Par Coralie Gil
Une critique sur le texte de la pièce:
Ombres sur Molière / De Dominique Ziegler / Pièce créée en septembre 2017 au Théâtre Alchimic de Carouge / Plus d’infos
Dans son texte Ombres sur Molière, Dominique Ziegler décrit l’intemporelle relation de l’artiste avec le pouvoir en s’intéressant à l’affaire Tartuffe. Un hommage à Molière et au théâtre.
« L’action se déroule dans une salle de théâtre au château de Versailles, en chantier. »
Cette première et quasi-unique didascalie du texte (les autres sont très brèves, elles indiquent les humeurs, les entrées, les sorties des personnages) en dit déjà long sur l’intrigue de la pièce. Molière croit posséder sa liberté d’artiste, comme on possèderait un château aux fondations solides, résistant au temps et protégé des ennemis. Il se méprend : sa liberté est « en chantier », à l’image de la « salle de théâtre » qui lui est prêtée. Il outrepasse cette liberté en écrivant Tartuffe; alors son monde s’effrite, voire s’effondre.
Quand il s’attaque aux faux-dévots, à l’hypocrisie et plus largement à l’Eglise, Molière se trouve confronté à de vives réactions, des menaces de ruine et de mort et même le roi, son supposé protecteur, cesse de le soutenir. La liberté de l’artiste n’est jamais totale. Pour que l’œuvre puisse être lue, diffusée ou jouée, elle doit être tacitement en accord avec les valeurs de la société. La problématique a encore une forte résonnance aujourd’hui.
Le lecteur plonge dans la vie de Molière, mise en abyme par Ziegler dans une pièce moliéresque. Le langage versifié l’est à la manière du dix-septième siècle. L’hypocrisie régnante et les promesses non-tenues dont font preuve les personnages dans la vie de Molière présentée ici rejoignent le sujet interdit du Tartuffe. Et tout se déroule dans cette « salle de théâtre » même si les répétitions tardent à commencer dans ce « théâtre dans le théâtre ».
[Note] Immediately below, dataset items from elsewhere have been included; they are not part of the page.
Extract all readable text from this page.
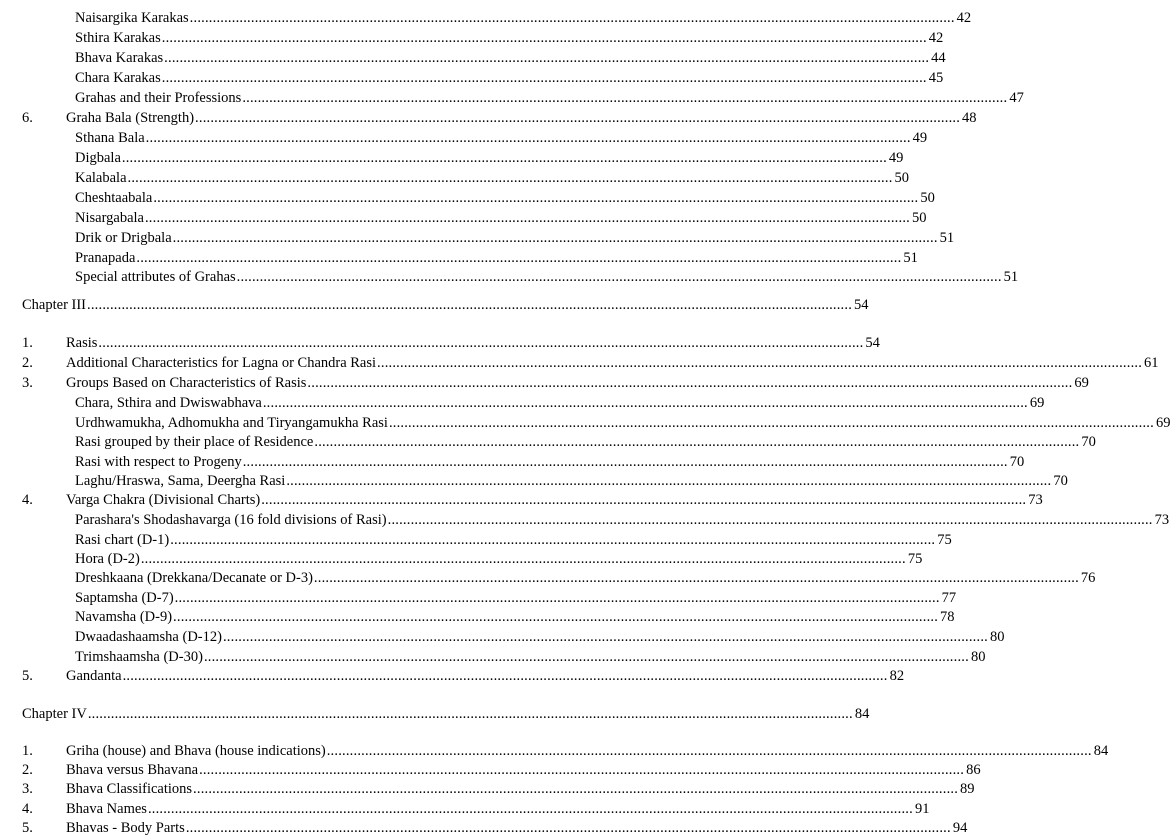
Naisargika Karakas ........................................................................................................................................................................................................ 42
Sthira Karakas ........................................................................................................................................................................................................ 42
Bhava Karakas ........................................................................................................................................................................................................ 44
Chara Karakas ........................................................................................................................................................................................................ 45
Grahas and their Professions ........................................................................................................................................................................................................ 47
6. Graha Bala (Strength) ........................................................................................................................................................................................................ 48
Sthana Bala ........................................................................................................................................................................................................ 49
Digbala ........................................................................................................................................................................................................ 49
Kalabala ........................................................................................................................................................................................................ 50
Cheshtaabala ........................................................................................................................................................................................................ 50
Nisargabala ........................................................................................................................................................................................................ 50
Drik or Drigbala ........................................................................................................................................................................................................ 51
Pranapada ........................................................................................................................................................................................................ 51
Special attributes of Grahas ........................................................................................................................................................................................................ 51
Chapter III ........................................................................................................................................................................................................ 54
1. Rasis ........................................................................................................................................................................................................ 54
2. Additional Characteristics for Lagna or Chandra Rasi ........................................................................................................................................................................................................ 61
3. Groups Based on Characteristics of Rasis ........................................................................................................................................................................................................ 69
Chara, Sthira and Dwiswabhava ........................................................................................................................................................................................................ 69
Urdhwamukha, Adhomukha and Tiryangamukha Rasi ........................................................................................................................................................................................................ 69
Rasi grouped by their place of Residence ........................................................................................................................................................................................................ 70
Rasi with respect to Progeny ........................................................................................................................................................................................................ 70
Laghu/Hraswa, Sama, Deergha Rasi ........................................................................................................................................................................................................ 70
4. Varga Chakra (Divisional Charts) ........................................................................................................................................................................................................ 73
Parashara's Shodashavarga (16 fold divisions of Rasi) ........................................................................................................................................................................................................ 73
Rasi chart (D-1) ........................................................................................................................................................................................................ 75
Hora (D-2) ........................................................................................................................................................................................................ 75
Dreshkaana (Drekkana/Decanate or D-3) ........................................................................................................................................................................................................ 76
Saptamsha (D-7) ........................................................................................................................................................................................................ 77
Navamsha (D-9) ........................................................................................................................................................................................................ 78
Dwaadashaamsha (D-12) ........................................................................................................................................................................................................ 80
Trimshaamsha (D-30) ........................................................................................................................................................................................................ 80
5. Gandanta ........................................................................................................................................................................................................ 82
Chapter IV ........................................................................................................................................................................................................ 84
1. Griha (house) and Bhava (house indications) ........................................................................................................................................................................................................ 84
2. Bhava versus Bhavana ........................................................................................................................................................................................................ 86
3. Bhava Classifications ........................................................................................................................................................................................................ 89
4. Bhava Names ........................................................................................................................................................................................................ 91
5. Bhavas - Body Parts ........................................................................................................................................................................................................ 94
Hommage au théâtre, ici, mais aussi hommage à Molière lui-même. Ziegler le donne à voir comme colérique et révolté, à l’image de certains personnages de ses pièces. Il est le metteur en scène de L’Impromptu de Versailles quand il s’emporte contre ses comédiens, Alceste quand il a besoin de solitude pour écrire, Arnolphe de L’Ecole des Femmes quand il épouse la jeune Armande. Les pièces de Molière sont utilisées comme des indices d’un autoportrait. Ziegler y lit une autodérision du dramaturge et en fait dans sa propre pièce un personnage à la fois drôle et attachant. Il est aussi Orgon, Molière se laisse en effet séduire par son roi que tout désigne implicitement pour être le Tartuffe de l’histoire racontée par Ziegler.
Molière attire la sympathie des spectateurs de théâtre. Il est un mythe, un personnage fondateur de la tradition théâtrale française, auréolé de son statut de classique, l’ancêtre lointain pour lequel tout le monde a un certain respect. Quand Dominique Ziegler en fait son personnage principal et le transforme en héros tragique, cela ne peut qu’émouvoir. Le format court de la pièce résume plusieurs années en quelques actes. Les événements s’enchaînent très vite et le mauvais sort s’accumule sur le malheureux. Il se fait beaucoup d’ennemis, se retrouve seul contre tous et perd un enfant dans ce cours laps de temps. On se trouve face à un martyr qui s’est battu pour sa cause autant qu’il lui était possible. Molière, pour Ziegler, est un militant politique acharné. L’intérêt de ce texte est de nous rendre contemporains de Molière par un autre biais que celui de ses pièces, en inventant l’image d’un artiste dans son époque.
Au lieu de mettre en scène une adaptation de Tartuffe, Ziegler choisit d’écrire sur Molière lui-même, sur un certain combat qu’il a eu à mener dans sa vie. Ce qui intéresse Ziegler, c’est l’artiste et sa lutte au nom de la liberté. Cette liberté, idéalisée, est fragile. Elle doit sans cesse être reconquise.